Protes kepada Gubernur Sumut, Warga Korban Banjir Rob Mandi Air Laut
- VIVA/Putra Nasution
VIVA – Ratusan warga dari kawasan Belawan, Kota Medan, Sumatera Utara, menggelar aksi unjuk rasa di depan Kantor Gubernur Sumatera Utara di Kota Medan, Senin, 18 Oktober 2021, untuk menuntut perbaikan dan penataan agar permukiman mereka tidak kebanjiran lagi.
Koordinator Aksi, Khairil Chaniago, mengatakan rumah mereka bertahun-tahun langganan terkena banjir rob dari laut Belawan. Namun, tidak ada penyelesaian dan perbaikan dari Pemerintah Provinsi Sumatera Utara dan Pemerintah Kota Medan.

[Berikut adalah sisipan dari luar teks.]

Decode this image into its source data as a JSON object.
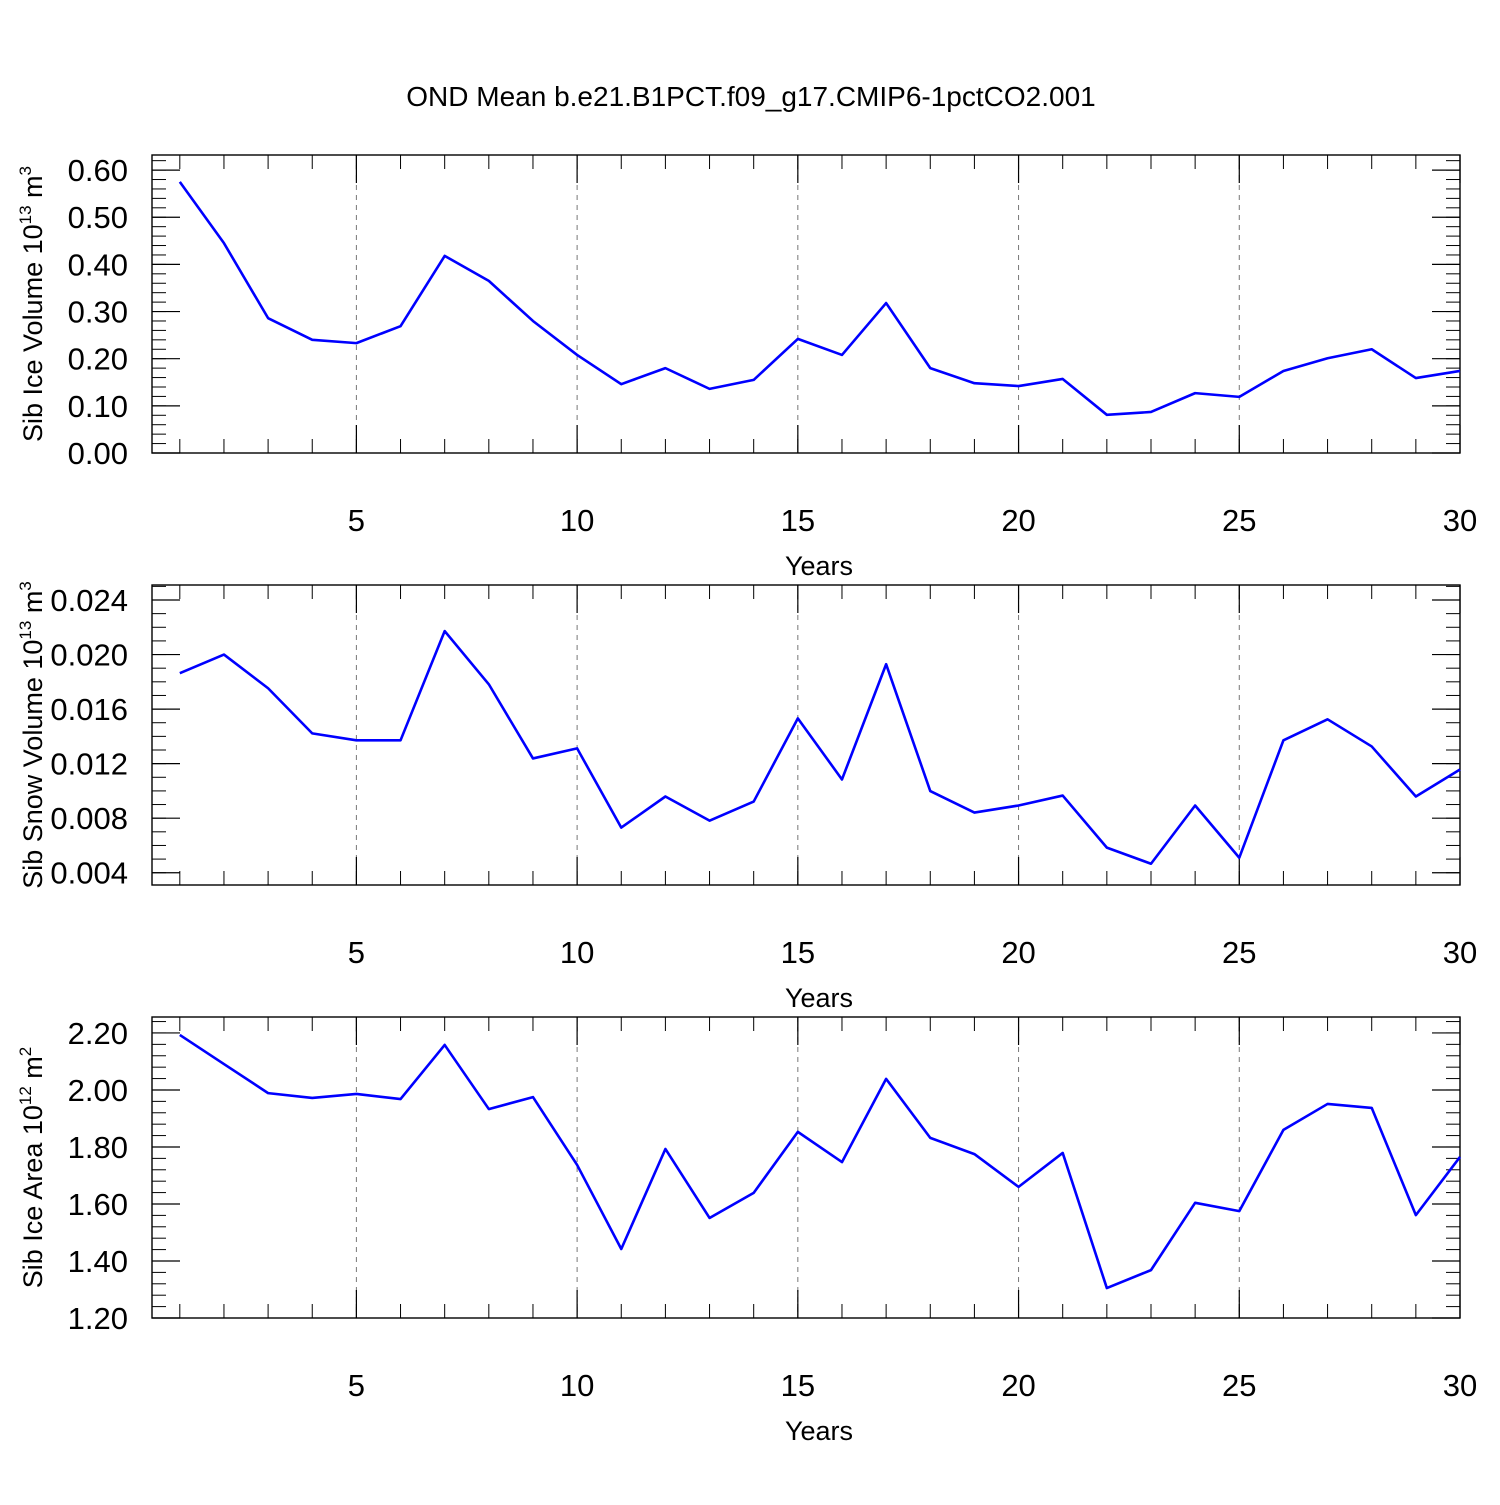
{
  "title": "OND Mean b.e21.B1PCT.f09_g17.CMIP6-1pctCO2.001",
  "chart_data": [
    {
      "type": "line",
      "color": "#0000ff",
      "xgrid": true,
      "x_label": "Years",
      "y_label": [
        "Sib Ice Volume 10",
        "13",
        " m",
        "3"
      ],
      "x": [
        1,
        2,
        3,
        4,
        5,
        6,
        7,
        8,
        9,
        10,
        11,
        12,
        13,
        14,
        15,
        16,
        17,
        18,
        19,
        20,
        21,
        22,
        23,
        24,
        25,
        26,
        27,
        28,
        29,
        30
      ],
      "values": [
        0.575,
        0.445,
        0.286,
        0.24,
        0.233,
        0.269,
        0.418,
        0.365,
        0.28,
        0.208,
        0.146,
        0.18,
        0.136,
        0.155,
        0.242,
        0.208,
        0.318,
        0.18,
        0.148,
        0.142,
        0.157,
        0.081,
        0.087,
        0.127,
        0.119,
        0.174,
        0.201,
        0.22,
        0.159,
        0.174
      ],
      "xlim": [
        0.37,
        30
      ],
      "xticks": [
        5,
        10,
        15,
        20,
        25,
        30
      ],
      "xminor_step": 1,
      "ylim": [
        0,
        0.632
      ],
      "yticks": [
        {
          "value": 0,
          "label": "0.00"
        },
        {
          "value": 0.1,
          "label": "0.10"
        },
        {
          "value": 0.2,
          "label": "0.20"
        },
        {
          "value": 0.3,
          "label": "0.30"
        },
        {
          "value": 0.4,
          "label": "0.40"
        },
        {
          "value": 0.5,
          "label": "0.50"
        },
        {
          "value": 0.6,
          "label": "0.60"
        }
      ],
      "yminor_step": 0.02
    },
    {
      "type": "line",
      "color": "#0000ff",
      "xgrid": true,
      "x_label": "Years",
      "y_label": [
        "Sib Snow Volume 10",
        "13",
        " m",
        "3"
      ],
      "x": [
        1,
        2,
        3,
        4,
        5,
        6,
        7,
        8,
        9,
        10,
        11,
        12,
        13,
        14,
        15,
        16,
        17,
        18,
        19,
        20,
        21,
        22,
        23,
        24,
        25,
        26,
        27,
        28,
        29,
        30
      ],
      "values": [
        0.01863,
        0.02,
        0.01753,
        0.01422,
        0.01371,
        0.01371,
        0.02172,
        0.01782,
        0.01238,
        0.01312,
        0.00731,
        0.00959,
        0.00782,
        0.00922,
        0.01532,
        0.01084,
        0.01929,
        0.00999,
        0.00841,
        0.00893,
        0.00966,
        0.00584,
        0.00466,
        0.00893,
        0.0051,
        0.01371,
        0.01525,
        0.01326,
        0.00959,
        0.01157
      ],
      "xlim": [
        0.37,
        30
      ],
      "xticks": [
        5,
        10,
        15,
        20,
        25,
        30
      ],
      "xminor_step": 1,
      "ylim": [
        0.0031,
        0.0251
      ],
      "yticks": [
        0.004,
        0.008,
        0.012,
        0.016,
        {
          "value": 0.02,
          "label": "0.020"
        },
        0.024
      ],
      "yminor_step": 0.001
    },
    {
      "type": "line",
      "color": "#0000ff",
      "xgrid": true,
      "x_label": "Years",
      "y_label": [
        "Sib Ice Area 10",
        "12",
        " m",
        "2"
      ],
      "x": [
        1,
        2,
        3,
        4,
        5,
        6,
        7,
        8,
        9,
        10,
        11,
        12,
        13,
        14,
        15,
        16,
        17,
        18,
        19,
        20,
        21,
        22,
        23,
        24,
        25,
        26,
        27,
        28,
        29,
        30
      ],
      "values": [
        2.193,
        2.091,
        1.989,
        1.972,
        1.986,
        1.968,
        2.158,
        1.933,
        1.975,
        1.737,
        1.442,
        1.793,
        1.551,
        1.639,
        1.853,
        1.747,
        2.039,
        1.832,
        1.775,
        1.66,
        1.779,
        1.305,
        1.368,
        1.604,
        1.575,
        1.86,
        1.951,
        1.937,
        1.561,
        1.765
      ],
      "xlim": [
        0.37,
        30
      ],
      "xticks": [
        5,
        10,
        15,
        20,
        25,
        30
      ],
      "xminor_step": 1,
      "ylim": [
        1.2,
        2.256
      ],
      "yticks": [
        {
          "value": 1.2,
          "label": "1.20"
        },
        {
          "value": 1.4,
          "label": "1.40"
        },
        {
          "value": 1.6,
          "label": "1.60"
        },
        {
          "value": 1.8,
          "label": "1.80"
        },
        {
          "value": 2.0,
          "label": "2.00"
        },
        {
          "value": 2.2,
          "label": "2.20"
        }
      ],
      "yminor_step": 0.04
    }
  ]
}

"Air di tempat kami jadi asin karena banjir rob. Ini kami buktikan bahwa air laut di Belawan masih asin," kata Khairil.
Saat orasi, tiba-tiba seorang pemuda menerobos blokade Satpol PP yang sedang melakukan pengamanan. Si pemuda membawa ember dan mandi menggunakan air laut berasal dari Belawan. Aksi itu disambut oleh massa pendemo dengan teriakan, "Hidup warga Belawan yang melawan".
Khairul menjelaskan, intensitas banjir rob kerap terjadi di kawasan Belawan hampir setiap bulan terutama ketika air laut di perairan Belawan mulai pasang. Pemerintah, katanya, hanya membuat rencana dan janji perbaikan tetapi tak pernah terwujud sampai sekarang.

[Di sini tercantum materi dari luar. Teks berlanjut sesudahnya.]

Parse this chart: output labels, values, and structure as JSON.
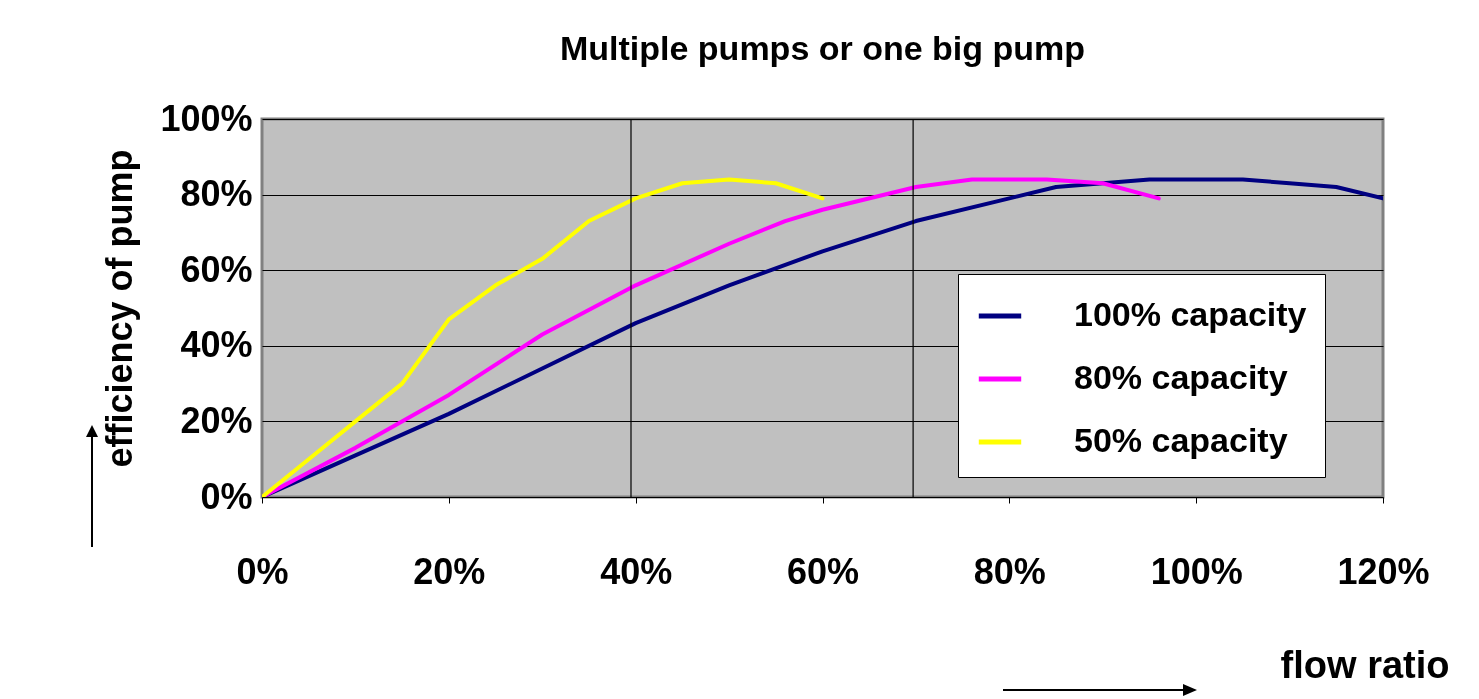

Drainase di sana juga sudah rusak parah, kata Khairil. Reklamasi di pesisir Belawan juga makin memperparah bencana yang tak kenal musim itu. Setiap kali hujan, setiap kali air pasang, permukiman warga selalu terendam air laut.
Mereka mendesak Pemerintah Provinsi Sumatera Utara, Pemerintah Kota Medan Medan dan para wakil rakyat di DPRD Medan dan DPRD Sumatera Utara untuk segera mengatasi masalah itu di sana, salah satunya membangun tanggul pencegah rob di pinggir pantai, yang selama ini dijanjikan pemerintah.
Mereka juga meminta pemerintah segera merestorasi hutan mangrove yang selama ini menjadi tanggul alami sebagai penyangga air laut dan keseimbangan ekosistem di Belawan. "Hutan mangrove di tempat kami sudah rusak. Kami minta segera diperbaiki," katanya.
Satu jam lebih menyampaikan tuntutan di sana, massa kemudian membubarkan diri. Gubernur Edy Rahmayadi, yang dituntut massa untuk menemui mereka, tidak tampak hadir karena sang Gubernur berada di Papua.